De Amerikaanse zwemmer Michael Phelps heeft gedaan wat niemand eerder presteerde: hij won tot nu toe 27 olympische medailles, waarvan 22 keer goud. Ook in Rio gaat hij gewoon door met
winnen. 11 feiten over de grootste olympiër aller tijden: Hij begon op zijn zevende met zwemmen en leerde eerst de rugslag. Naar verluidt omdat hij bang was om met zijn hoofd onder water te gaan. In 2000 was hij de jongste Amerikaanse zwemmer die meedeed aan de Olympische Spelen in 70 jaar. Hij was toen 15. De spanwijdte van zijn armen is 2,03 meter, 8 centimeter langer dan zijn lichaamslengte van 1,93 meter. Bij een
gemiddeld mens is die verhouding 1 op 1. Hij heeft schoenmaat 49 en zijn enkels zijn zo buigzaam dat zijn voeten een soort flippers zijn. De gemiddelde concentratie melkzuur in het bloed ligt bij Phelps na een wedstrijd op vijf millimol per liter, terwijl dit bij de doorsnee topsporter gemiddeld tien tot vijftien millimol is. Daardoor herstelt hij veel sneller na een zware inspanning. Hij was op zijn vijftiende de jongste man die ooit een wereldrecord brak. Dat deed hij op de 200 meter vlinderslag. De afstand tussen zijn ribben en zijn heupen is 10 centimeter langer dan gemiddeld.

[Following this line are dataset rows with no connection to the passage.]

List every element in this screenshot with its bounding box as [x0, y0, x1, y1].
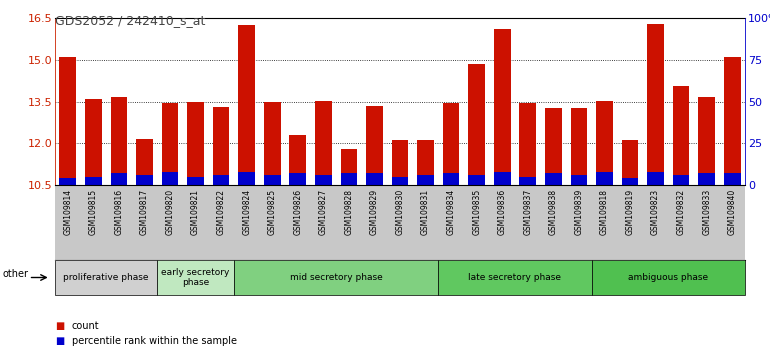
- Bar: [621, 141, 638, 185]
- Text: GSM109837: GSM109837: [524, 189, 532, 235]
- Bar: [340, 173, 357, 185]
- Text: ambiguous phase: ambiguous phase: [628, 273, 708, 282]
- Bar: [417, 175, 434, 185]
- Bar: [392, 141, 408, 185]
- Text: GSM109828: GSM109828: [344, 189, 353, 235]
- Text: GSM109821: GSM109821: [191, 189, 200, 235]
- Text: GSM109834: GSM109834: [447, 189, 456, 235]
- Bar: [698, 97, 715, 185]
- Text: GSM109818: GSM109818: [600, 189, 609, 235]
- Bar: [59, 178, 76, 185]
- Text: GSM109840: GSM109840: [728, 189, 737, 235]
- Bar: [290, 173, 306, 185]
- Bar: [648, 172, 664, 185]
- Bar: [571, 108, 588, 185]
- Text: ■: ■: [55, 336, 64, 347]
- Text: GSM109816: GSM109816: [115, 189, 123, 235]
- Text: count: count: [72, 320, 99, 331]
- Text: GSM109830: GSM109830: [396, 189, 404, 235]
- Bar: [239, 172, 255, 185]
- Bar: [85, 177, 102, 185]
- Bar: [673, 175, 689, 185]
- Text: GSM109817: GSM109817: [140, 189, 149, 235]
- Text: GSM109827: GSM109827: [319, 189, 328, 235]
- Bar: [213, 175, 229, 185]
- Text: GSM109826: GSM109826: [293, 189, 303, 235]
- Bar: [340, 149, 357, 185]
- Bar: [162, 172, 179, 185]
- Text: GSM109824: GSM109824: [243, 189, 251, 235]
- Bar: [85, 99, 102, 185]
- Text: GSM109822: GSM109822: [216, 189, 226, 235]
- Bar: [698, 173, 715, 185]
- Text: proliferative phase: proliferative phase: [63, 273, 149, 282]
- Text: percentile rank within the sample: percentile rank within the sample: [72, 336, 237, 347]
- Bar: [213, 107, 229, 185]
- Text: GSM109825: GSM109825: [268, 189, 276, 235]
- Bar: [111, 173, 127, 185]
- Bar: [545, 108, 561, 185]
- Text: GSM109819: GSM109819: [625, 189, 634, 235]
- Text: GSM109839: GSM109839: [574, 189, 584, 235]
- Text: GSM109829: GSM109829: [370, 189, 379, 235]
- Bar: [111, 97, 127, 185]
- Bar: [162, 103, 179, 185]
- Bar: [520, 177, 536, 185]
- Bar: [673, 86, 689, 185]
- FancyBboxPatch shape: [591, 260, 745, 295]
- Text: GSM109820: GSM109820: [166, 189, 175, 235]
- Bar: [545, 173, 561, 185]
- Text: GSM109836: GSM109836: [497, 189, 507, 235]
- Text: GSM109838: GSM109838: [549, 189, 557, 235]
- Text: mid secretory phase: mid secretory phase: [290, 273, 383, 282]
- Bar: [468, 175, 485, 185]
- Bar: [494, 29, 511, 185]
- Bar: [264, 102, 280, 185]
- Bar: [367, 173, 383, 185]
- Bar: [596, 101, 613, 185]
- Text: other: other: [3, 269, 28, 279]
- Bar: [315, 175, 332, 185]
- Bar: [468, 64, 485, 185]
- FancyBboxPatch shape: [55, 260, 157, 295]
- Bar: [417, 141, 434, 185]
- FancyBboxPatch shape: [234, 260, 438, 295]
- Bar: [392, 177, 408, 185]
- Bar: [621, 178, 638, 185]
- Text: ■: ■: [55, 320, 64, 331]
- Bar: [443, 103, 460, 185]
- Bar: [315, 101, 332, 185]
- Bar: [136, 139, 152, 185]
- Bar: [596, 172, 613, 185]
- Text: GSM109832: GSM109832: [677, 189, 685, 235]
- Bar: [187, 102, 204, 185]
- Bar: [59, 57, 76, 185]
- Bar: [367, 106, 383, 185]
- Bar: [136, 175, 152, 185]
- FancyBboxPatch shape: [438, 260, 591, 295]
- Text: GSM109831: GSM109831: [421, 189, 430, 235]
- Bar: [187, 177, 204, 185]
- Text: GSM109815: GSM109815: [89, 189, 98, 235]
- Bar: [443, 173, 460, 185]
- Text: GDS2052 / 242410_s_at: GDS2052 / 242410_s_at: [55, 14, 206, 27]
- Text: GSM109823: GSM109823: [651, 189, 660, 235]
- Bar: [648, 24, 664, 185]
- Bar: [494, 172, 511, 185]
- Bar: [520, 103, 536, 185]
- FancyBboxPatch shape: [157, 260, 234, 295]
- Bar: [290, 135, 306, 185]
- Text: GSM109835: GSM109835: [472, 189, 481, 235]
- Bar: [571, 175, 588, 185]
- Bar: [264, 175, 280, 185]
- Text: GSM109814: GSM109814: [63, 189, 72, 235]
- Bar: [724, 57, 741, 185]
- Text: late secretory phase: late secretory phase: [468, 273, 561, 282]
- Bar: [724, 173, 741, 185]
- Text: GSM109833: GSM109833: [702, 189, 711, 235]
- Text: early secretory
phase: early secretory phase: [162, 268, 229, 287]
- Bar: [239, 25, 255, 185]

Phelps is in staat om zijn gewrichten te overstrekken, waardoor zijn benen een vijftien graden grotere zwaai kunnen maken dan die van een normaal persoon. Al op zijn 27ste had hij de meeste olympische medailles ooit. In de voorbereiding op de Olympische Spelen in Beijing zwom hij 80 kilometer per week. Phelps is de op vier na rijkste olympische atleet ooit en verreweg de best betaalde zwemmer.